Bill Hightower, a former Alabama state senator and now VP of U.S. Corporate Affairs for Ferroglobe, explains:

  • “There are only two silicon metal producers in the United States. Ferroglobe is by far the largest.”

The company’s U.S. footprint isn’t by accident:

  • “Most of our facilities are along the Appalachian range – because of the abundance of water, cheap energy, and the geological formation of the quartz itself.”

Small-town America powers it, Hightower says.

  • “One of the delights of my job is that I get to go into plants where we have three generations of family that have worked there.”

At the source, the mining process itself is surprisingly regenerative:

  • “Farmers love us. We dig 20 or 30 feet under the soil and pull up quartz gravel. We wash it out, put the dirt back, and then take the gravel to our smelter.

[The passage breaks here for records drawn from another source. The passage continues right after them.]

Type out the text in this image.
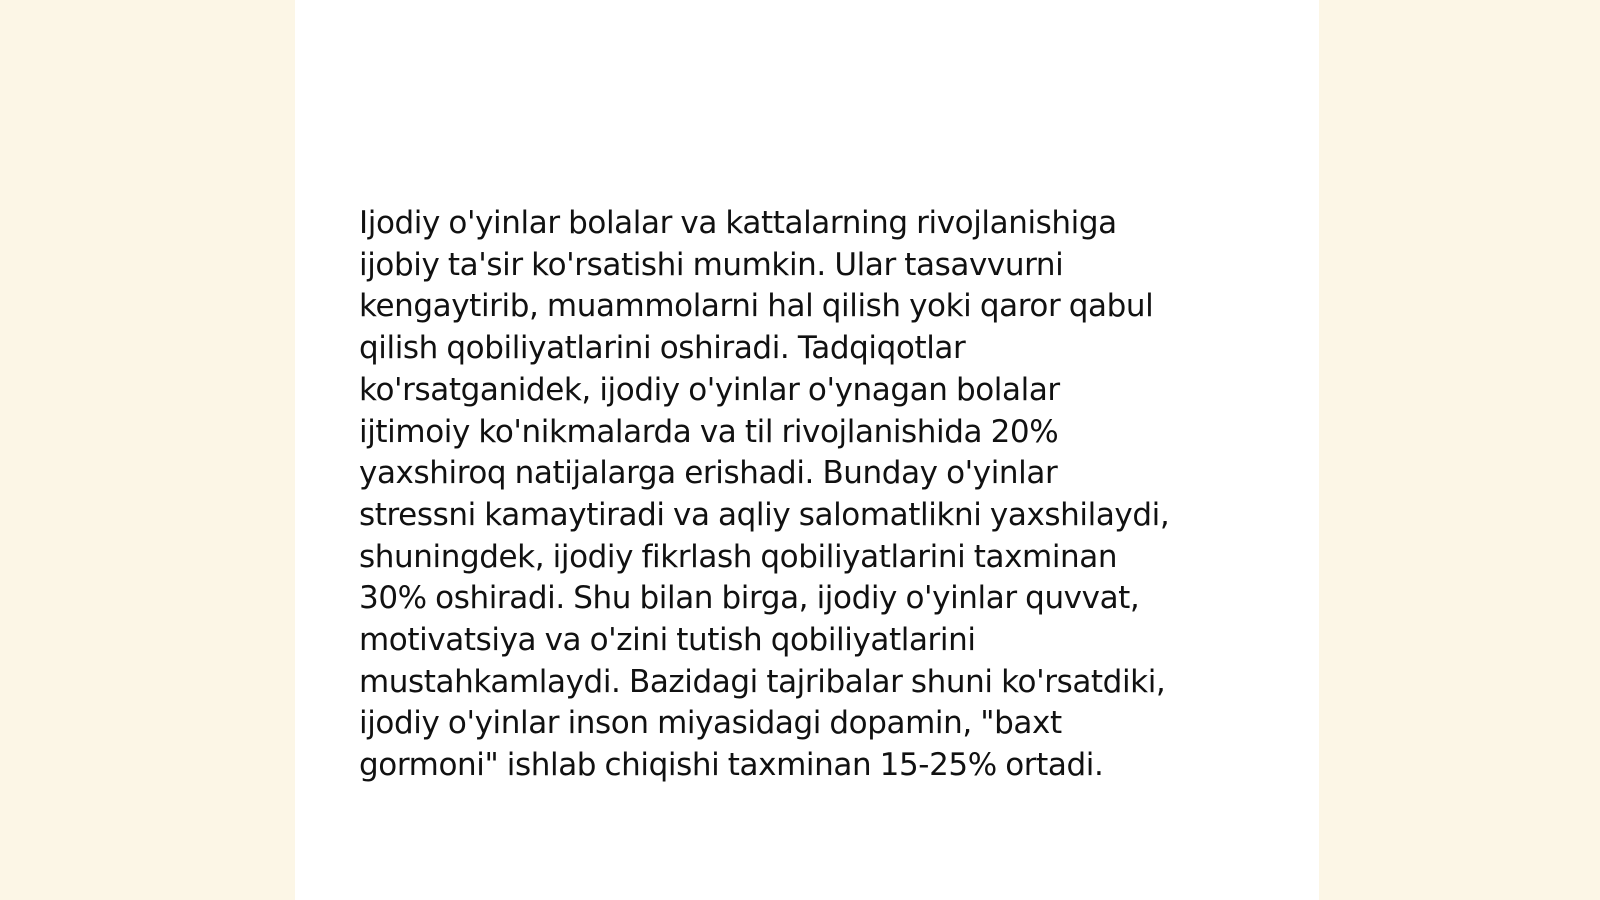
Ijodiy o'yinlar bolalar va kattalarning rivojlanishiga
ijobiy ta'sir ko'rsatishi mumkin. Ular tasavvurni
kengaytirib, muammolarni hal qilish yoki qaror qabul
qilish qobiliyatlarini oshiradi. Tadqiqotlar
ko'rsatganidek, ijodiy o'yinlar o'ynagan bolalar
ijtimoiy ko'nikmalarda va til rivojlanishida 20%
yaxshiroq natijalarga erishadi. Bunday o'yinlar
stressni kamaytiradi va aqliy salomatlikni yaxshilaydi,
shuningdek, ijodiy fikrlash qobiliyatlarini taxminan
30% oshiradi. Shu bilan birga, ijodiy o'yinlar quvvat,
motivatsiya va o'zini tutish qobiliyatlarini
mustahkamlaydi. Bazidagi tajribalar shuni ko'rsatdiki,
ijodiy o'yinlar inson miyasidagi dopamin, "baxt
gormoni" ishlab chiqishi taxminan 15-25% ortadi.
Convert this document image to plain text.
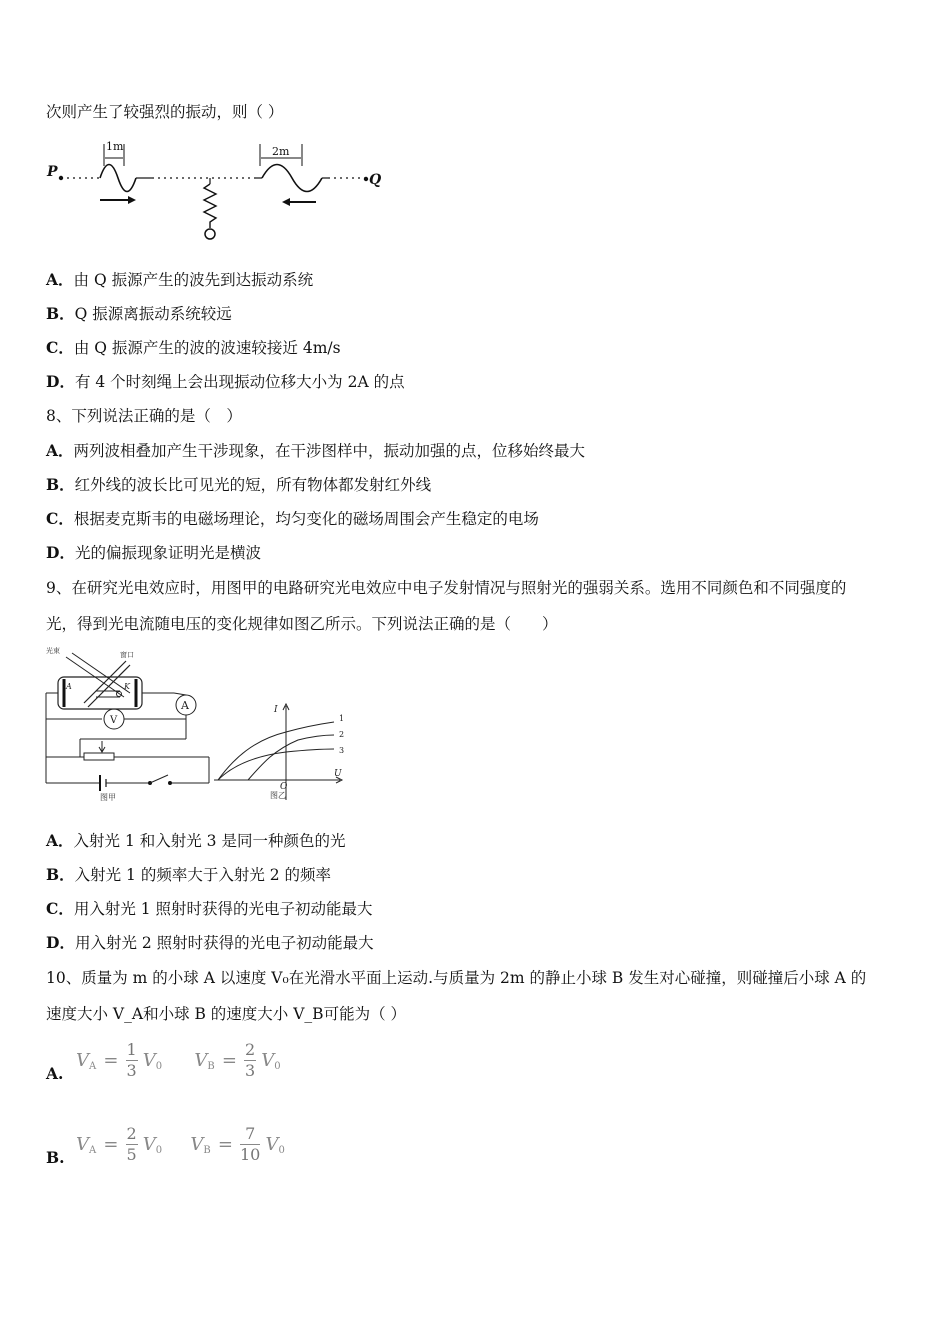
次则产生了较强烈的振动，则（ ）
P
1m
Q
2m
A．由 Q 振源产生的波先到达振动系统
B．Q 振源离振动系统较远
C．由 Q 振源产生的波的波速较接近 4m/s
D．有 4 个时刻绳上会出现振动位移大小为 2A 的点
8、下列说法正确的是（　）
A．两列波相叠加产生干涉现象，在干涉图样中，振动加强的点，位移始终最大
B．红外线的波长比可见光的短，所有物体都发射红外线
C．根据麦克斯韦的电磁场理论，均匀变化的磁场周围会产生稳定的电场
D．光的偏振现象证明光是横波
9、在研究光电效应时，用图甲的电路研究光电效应中电子发射情况与照射光的强弱关系。选用不同颜色和不同强度的
光，得到光电流随电压的变化规律如图乙所示。下列说法正确的是（　　）
光束	窗口
A	K
A
V
图甲
I
U
O
1
2
3
图乙
A．入射光 1 和入射光 3 是同一种颜色的光
B．入射光 1 的频率大于入射光 2 的频率
C．用入射光 1 照射时获得的光电子初动能最大
D．用入射光 2 照射时获得的光电子初动能最大
10、质量为 m 的小球 A 以速度 V₀在光滑水平面上运动.与质量为 2m 的静止小球 B 发生对心碰撞，则碰撞后小球 A 的
速度大小 V_A和小球 B 的速度大小 V_B可能为（ ）
A.
$V_A = \frac{1}{3} V_0$ $V_B = \frac{2}{3} V_0$
B.
$V_A = \frac{2}{5} V_0$ $V_B = \frac{7}{10} V_0$
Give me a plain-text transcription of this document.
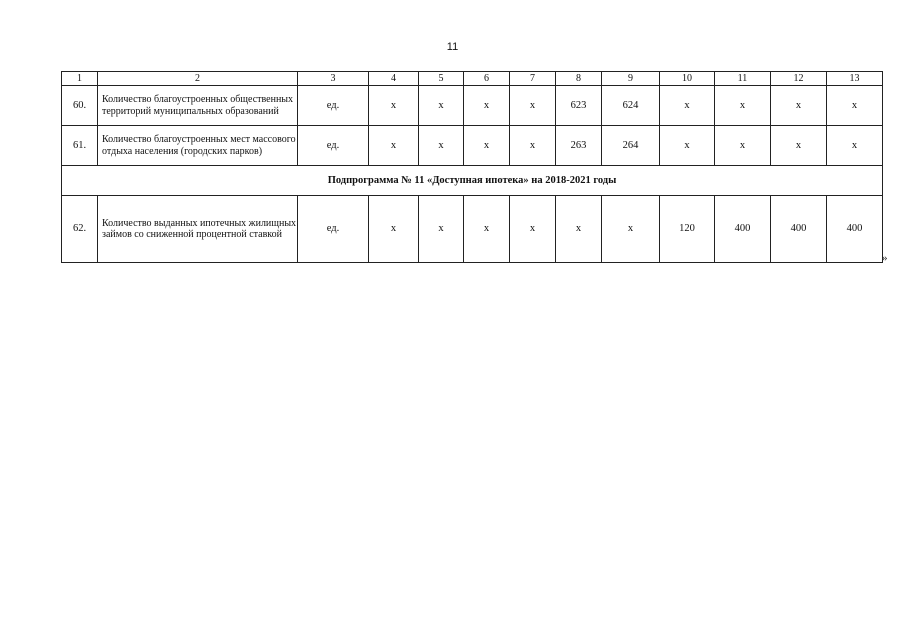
11
1	2	3	4	5	6	7	8	9	10	11	12	13
60.	Количество благоустроенных общественных территорий муниципальных образований	ед.	х	х	х	х	623	624	х	х	х	х
61.	Количество благоустроенных мест массового отдыха населения (городских парков)	ед.	х	х	х	х	263	264	х	х	х	х
Подпрограмма № 11 «Доступная ипотека» на 2018-2021 годы												
62.	Количество выданных ипотечных жилищных займов со сниженной процентной ставкой	ед.	х	х	х	х	х	х	120	400	400	400
»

We are actually leaving the land better than when we found it – and that’s not just a tagline.”

Hightower is blunt about the stakes: if the U.S. wants strategic autonomy from China, it needs to secure the country’s silicon supply chain.

  • “Think how much more effective a drone can be if it’s lighter or if it performs better.”

  • “Silicon metal goes into things like gaskets for rockets, high-heat ceramic applications in engine turbines, and warfighter vests.”

It’s a reminder that the defense map goes beyond missions and startups – it’s also materials.

  • “I want people to understand the importance of silicon. It’s almost like gasoline in your car – you’ve got to have it in order to produce the things that we all enjoy.”

That concludes today’s tour. Of course, we will be covering this sector as it continues to evolve. In the meantime, have a great weekend and Thanksgiving.